The decision to dismiss the case was made on mootness grounds, related to the timing of the case. The Court declined to decide the merits of the case.
Charles Hatt, Ecojustice lawyer for the David Suzuki Foundation, Friends of the Earth Canada, Ontario Nature and the Wilderness Committee, made the following statement:
“After such lengthy litigation, it’s disappointing that the Court did not address the PMRA’s unlawful practice of registering pesticides without being reasonably certain that their risks are acceptable, as the law requires.
“Our clients brought this case because they felt the PMRA had failed to live up to its responsibility as a regulator. For more than a decade, the Minister of Health has conditionally registered Thiamethoxam pesticides, while the PMRA’s own scientists acknowledged that they lacked the science to accurately assess the risks posed to pollinators and the environment by these products.
“Because the Court declined to decide on the merits of our case, the Court did not make findings as to whether the PMRA is fundamentally undermining the precautionary nature of the Pest Control Products Act by registering possibly harmful products without understanding their impact on ecosystems.”

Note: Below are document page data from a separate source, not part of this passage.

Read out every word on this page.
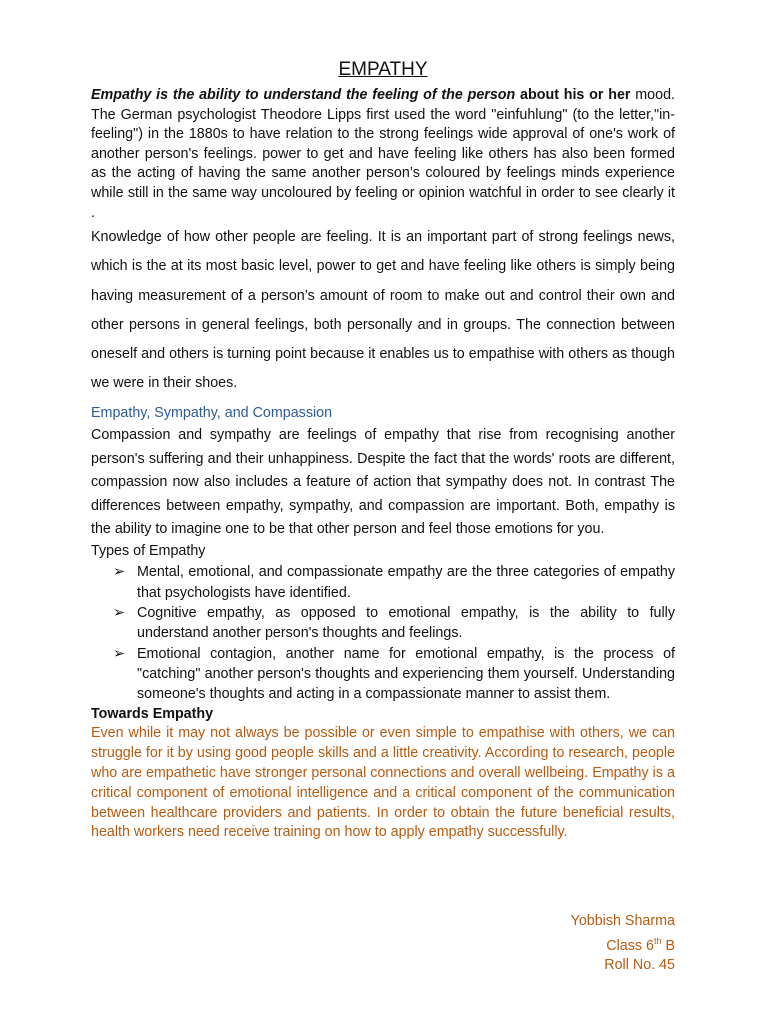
EMPATHY

Empathy is the ability to understand the feeling of the person about his or her mood. The German psychologist Theodore Lipps first used the word "einfuhlung" (to the letter,"in-feeling") in the 1880s to have relation to the strong feelings wide approval of one's work of another person's feelings. power to get and have feeling like others has also been formed as the acting of having the same another person’s coloured by feelings minds experience while still in the same way uncoloured by feeling or opinion watchful in order to see clearly it .

Knowledge of how other people are feeling. It is an important part of strong feelings news, which is the at its most basic level, power to get and have feeling like others is simply being having measurement of a person’s amount of room to make out and control their own and other persons in general feelings, both personally and in groups. The connection between oneself and others is turning point because it enables us to empathise with others as though we were in their shoes.

Empathy, Sympathy, and Compassion

Compassion and sympathy are feelings of empathy that rise from recognising another person's suffering and their unhappiness. Despite the fact that the words' roots are different, compassion now also includes a feature of action that sympathy does not. In contrast The differences between empathy, sympathy, and compassion are important. Both, empathy is the ability to imagine one to be that other person and feel those emotions for you.

Types of Empathy

➢ Mental, emotional, and compassionate empathy are the three categories of empathy that psychologists have identified.
➢ Cognitive empathy, as opposed to emotional empathy, is the ability to fully understand another person's thoughts and feelings.
➢ Emotional contagion, another name for emotional empathy, is the process of "catching" another person's thoughts and experiencing them yourself. Understanding someone's thoughts and acting in a compassionate manner to assist them.

Towards Empathy

Even while it may not always be possible or even simple to empathise with others, we can struggle for it by using good people skills and a little creativity. According to research, people who are empathetic have stronger personal connections and overall wellbeing. Empathy is a critical component of emotional intelligence and a critical component of the communication between healthcare providers and patients. In order to obtain the future beneficial results, health workers need receive training on how to apply empathy successfully.

Yobbish Sharma
Class 6th B
Roll No. 45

Since 2016, when Ecojustice filed the case, the PMRA repealed the conditional registrations regulation and conducted more research on pesticide impacts on pollinators. Some of that research has led the PMRA to conclude that some uses of Thiamethoxam neonicotinoid pesticides pose unacceptable risks to pollinators. As of April 11, 2019 the products are no longer conditionally registered and there is a planned phase-out of some uses.
The clients are reviewing their options for appeal with Ecojustice.